Mahamod, my kind-hearted guide from Fulay Village who had learned his backyard birds, dropped to his knees on the baked and cracked earth, bowing a praying towards Mecca. A few minutes earlier, we were searching for passerines within the tall browning grasses nearby. In the morning, his lips smooched calls of the Grey Hypocolius towards the tall shrubs, hoping they would respond. They appeared, if only to eat a few small fruits from a nearby tree. "You are lucky," I told him as he smiled at the landscape around him, his home.
Our destination was Charri-Fulay Dhond, a vast lake, grassland, and silt flats complex in the north of Kutch. On the way, we found large owl pellets, climbed sandstone hills, and found three species of Wheatear along the dry silt flats.
The lake stretched before us, surrounded in wetland grasses that browned as the waters continued to evaporate the shrinking lake. In this water basin, the shrinking and swelling of the lake was a part of life, as fishermen cooked chapatis over a small fire in the shade of a shrub. After eating, one of them agreed to take me on the shallow lake, into the thick of it all. Soon, we were surrounded by Lesser and Greater Flamingoes, Dalmatian and Great White Pelicans, Common Coots, thousands of Common Cranes, and many dabbling ducks. The Common Cranes took to the air in vast flocks with a euphony in their language. "Fifty thousand," exclaimed Mahamod, reciting Forestry Department census figures.

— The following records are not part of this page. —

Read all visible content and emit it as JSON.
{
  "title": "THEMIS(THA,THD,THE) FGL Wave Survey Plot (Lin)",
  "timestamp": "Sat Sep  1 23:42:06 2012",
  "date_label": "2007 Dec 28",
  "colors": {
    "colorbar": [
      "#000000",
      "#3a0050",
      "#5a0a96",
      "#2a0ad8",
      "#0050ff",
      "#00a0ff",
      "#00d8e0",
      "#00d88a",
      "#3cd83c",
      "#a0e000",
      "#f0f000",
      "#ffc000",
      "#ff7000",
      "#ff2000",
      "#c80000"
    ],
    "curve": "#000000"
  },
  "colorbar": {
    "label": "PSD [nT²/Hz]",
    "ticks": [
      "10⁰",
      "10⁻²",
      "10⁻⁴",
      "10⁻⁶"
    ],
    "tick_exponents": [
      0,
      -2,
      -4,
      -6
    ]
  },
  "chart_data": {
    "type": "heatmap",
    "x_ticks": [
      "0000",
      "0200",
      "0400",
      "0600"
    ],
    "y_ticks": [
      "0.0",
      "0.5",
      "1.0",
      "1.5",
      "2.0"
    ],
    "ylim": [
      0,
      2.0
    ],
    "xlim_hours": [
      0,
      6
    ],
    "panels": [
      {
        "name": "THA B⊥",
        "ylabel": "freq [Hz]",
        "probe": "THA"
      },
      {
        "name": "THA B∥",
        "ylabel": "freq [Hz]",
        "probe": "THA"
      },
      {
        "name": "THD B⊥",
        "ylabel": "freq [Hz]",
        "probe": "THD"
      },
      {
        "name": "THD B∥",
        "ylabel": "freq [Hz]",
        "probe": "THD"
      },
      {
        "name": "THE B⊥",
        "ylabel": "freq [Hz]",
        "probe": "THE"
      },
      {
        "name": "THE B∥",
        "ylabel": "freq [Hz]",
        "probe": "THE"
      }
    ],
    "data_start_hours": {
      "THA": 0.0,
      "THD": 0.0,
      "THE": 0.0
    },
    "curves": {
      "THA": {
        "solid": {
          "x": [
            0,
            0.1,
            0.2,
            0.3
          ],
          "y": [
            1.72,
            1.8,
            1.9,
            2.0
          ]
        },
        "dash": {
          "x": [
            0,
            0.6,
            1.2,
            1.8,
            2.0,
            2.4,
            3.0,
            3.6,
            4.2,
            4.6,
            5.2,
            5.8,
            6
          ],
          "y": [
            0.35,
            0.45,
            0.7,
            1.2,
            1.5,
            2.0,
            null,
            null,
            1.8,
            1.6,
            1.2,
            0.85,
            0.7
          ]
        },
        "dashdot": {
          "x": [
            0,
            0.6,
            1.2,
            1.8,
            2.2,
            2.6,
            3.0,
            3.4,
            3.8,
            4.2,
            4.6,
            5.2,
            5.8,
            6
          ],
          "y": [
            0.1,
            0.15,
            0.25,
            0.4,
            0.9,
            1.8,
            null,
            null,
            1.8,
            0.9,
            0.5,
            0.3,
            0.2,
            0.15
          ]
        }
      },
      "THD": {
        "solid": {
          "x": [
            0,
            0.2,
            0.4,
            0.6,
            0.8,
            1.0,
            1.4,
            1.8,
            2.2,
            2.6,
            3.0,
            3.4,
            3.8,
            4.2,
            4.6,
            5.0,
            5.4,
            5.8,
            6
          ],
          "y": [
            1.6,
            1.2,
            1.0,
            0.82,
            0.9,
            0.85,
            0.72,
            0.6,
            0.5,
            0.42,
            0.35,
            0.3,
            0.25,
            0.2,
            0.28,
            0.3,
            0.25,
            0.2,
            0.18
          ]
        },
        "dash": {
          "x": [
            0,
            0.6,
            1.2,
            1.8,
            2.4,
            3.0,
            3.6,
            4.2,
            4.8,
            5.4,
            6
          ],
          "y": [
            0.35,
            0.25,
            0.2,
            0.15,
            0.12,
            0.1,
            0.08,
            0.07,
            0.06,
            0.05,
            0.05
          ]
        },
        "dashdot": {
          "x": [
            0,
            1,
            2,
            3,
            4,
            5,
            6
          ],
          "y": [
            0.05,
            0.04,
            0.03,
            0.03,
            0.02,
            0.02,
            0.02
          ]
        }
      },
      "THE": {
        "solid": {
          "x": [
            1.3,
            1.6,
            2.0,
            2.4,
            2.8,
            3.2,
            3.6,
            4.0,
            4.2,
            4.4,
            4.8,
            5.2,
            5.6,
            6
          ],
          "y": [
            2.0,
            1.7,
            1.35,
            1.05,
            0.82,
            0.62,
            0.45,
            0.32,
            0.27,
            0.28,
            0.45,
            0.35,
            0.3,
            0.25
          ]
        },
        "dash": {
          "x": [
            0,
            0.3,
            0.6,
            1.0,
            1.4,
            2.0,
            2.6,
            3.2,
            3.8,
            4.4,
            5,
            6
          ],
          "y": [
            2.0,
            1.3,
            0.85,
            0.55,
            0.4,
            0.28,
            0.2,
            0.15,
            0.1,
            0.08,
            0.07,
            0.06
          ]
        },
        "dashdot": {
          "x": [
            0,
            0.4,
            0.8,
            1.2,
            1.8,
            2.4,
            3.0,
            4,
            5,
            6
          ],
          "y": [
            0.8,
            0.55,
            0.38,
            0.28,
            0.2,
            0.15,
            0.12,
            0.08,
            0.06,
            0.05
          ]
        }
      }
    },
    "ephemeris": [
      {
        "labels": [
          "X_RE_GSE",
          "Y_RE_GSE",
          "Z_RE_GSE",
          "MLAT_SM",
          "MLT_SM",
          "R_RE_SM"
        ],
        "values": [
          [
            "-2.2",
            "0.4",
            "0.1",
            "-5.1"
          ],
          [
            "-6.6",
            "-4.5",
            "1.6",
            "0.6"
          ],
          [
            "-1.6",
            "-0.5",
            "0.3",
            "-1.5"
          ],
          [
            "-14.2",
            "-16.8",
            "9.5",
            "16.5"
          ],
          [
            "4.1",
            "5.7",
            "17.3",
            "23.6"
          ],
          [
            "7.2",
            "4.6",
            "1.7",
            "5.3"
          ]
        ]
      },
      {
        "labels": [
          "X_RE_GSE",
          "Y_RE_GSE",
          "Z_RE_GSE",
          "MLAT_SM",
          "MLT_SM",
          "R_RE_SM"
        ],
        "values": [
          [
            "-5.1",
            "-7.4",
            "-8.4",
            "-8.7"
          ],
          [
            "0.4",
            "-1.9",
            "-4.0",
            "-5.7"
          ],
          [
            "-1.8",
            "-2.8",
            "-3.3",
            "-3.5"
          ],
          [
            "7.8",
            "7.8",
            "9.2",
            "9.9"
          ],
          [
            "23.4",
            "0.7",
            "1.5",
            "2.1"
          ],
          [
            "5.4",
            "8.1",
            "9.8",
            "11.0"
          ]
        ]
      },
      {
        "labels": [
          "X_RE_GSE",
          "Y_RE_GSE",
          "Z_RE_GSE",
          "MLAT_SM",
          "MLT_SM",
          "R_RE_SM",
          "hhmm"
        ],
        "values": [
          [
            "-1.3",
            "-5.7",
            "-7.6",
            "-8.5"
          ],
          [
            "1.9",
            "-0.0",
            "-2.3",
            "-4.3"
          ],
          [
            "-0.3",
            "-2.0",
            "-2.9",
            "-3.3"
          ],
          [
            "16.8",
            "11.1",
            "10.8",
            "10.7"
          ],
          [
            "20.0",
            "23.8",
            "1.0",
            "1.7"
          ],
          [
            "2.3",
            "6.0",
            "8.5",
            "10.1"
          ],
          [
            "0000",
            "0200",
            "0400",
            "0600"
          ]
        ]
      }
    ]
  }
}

I smiled at the boatman; he returned the smile. "Thank you," I said, truly grateful for this moment, for his strong and skillful rowing, his patience, his attitude. I gave the rowing a try, giving him a break, thinking about how I used to row in the gym back on Martha's Vineyard--how silly a rowing machine must seem to this man. The list increased by another twenty species.
Surrounding the lake, in the grasslands, large numbers of birds of prey filled the skies, many over-wintering in this remote location. A pair of Tawny Eagles engaged in a talon lock, spinning in the air towards the ground before separating and spreading their wings like performing sky divers at an air show opening their parachutes. "Aaahhh," exclaimed Mahamod. I was speechless.

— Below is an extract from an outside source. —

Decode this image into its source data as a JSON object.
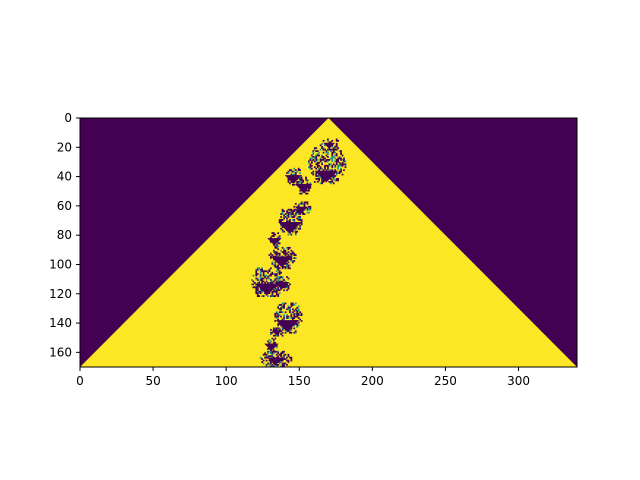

In a small wooded canyon behind Than monastery, I was grateful for several hours of solitude. A peacock perched on a high sandstone promontory hang glided across the canyon, slicing through the morning air. I sat in silence, not moving, not saying anything, simply observing: the Red-rumped Swallows filter feeding in the air overhead, the female Asian Paradise Flycatchers flying from tree to tree, a Brown Rock-chat watching from a nearby rock. Fast-moving clouds mixed with the dark blue morning skies. For me, this felt right, as if the Jain deity Dhoramnath, who established the order of Kanphatas at Than, was sharing his meditation vibrations with me.
Back at baby blue- and white-washed Than monastery, where I had slept upstairs in their small one-room dharamsala, I walked around with Gaguba Virani, one of two elders. He showed me the Dhoramnath Temple, murals of Krishna and Shiva, and hidden bats, clues that this monastery accepted multiple faiths as well as a little piece of nature. Indeed, the Kanphatas--Baba Baboudnath, Choutu Shivaji, Gagubaji and others, all orphans--protected a key piece of nature in their backyard, simply by virtue of it being sacred.
Mahadev met me at 10 a.m. on March 12, to continue our birdwatching on the road. I kept my eyes peeled for Stoliczka's Bushchat, a rare chat found in the open shrublands of Kutch, stopping several times in suitable habitat to no avail. At the same time, though, a group of Alpine Swifts flew overhead, with their distinctive white belly contrasting with black covering their sickle-shaped wings, tail, and head. The bird count now stood at 145 species.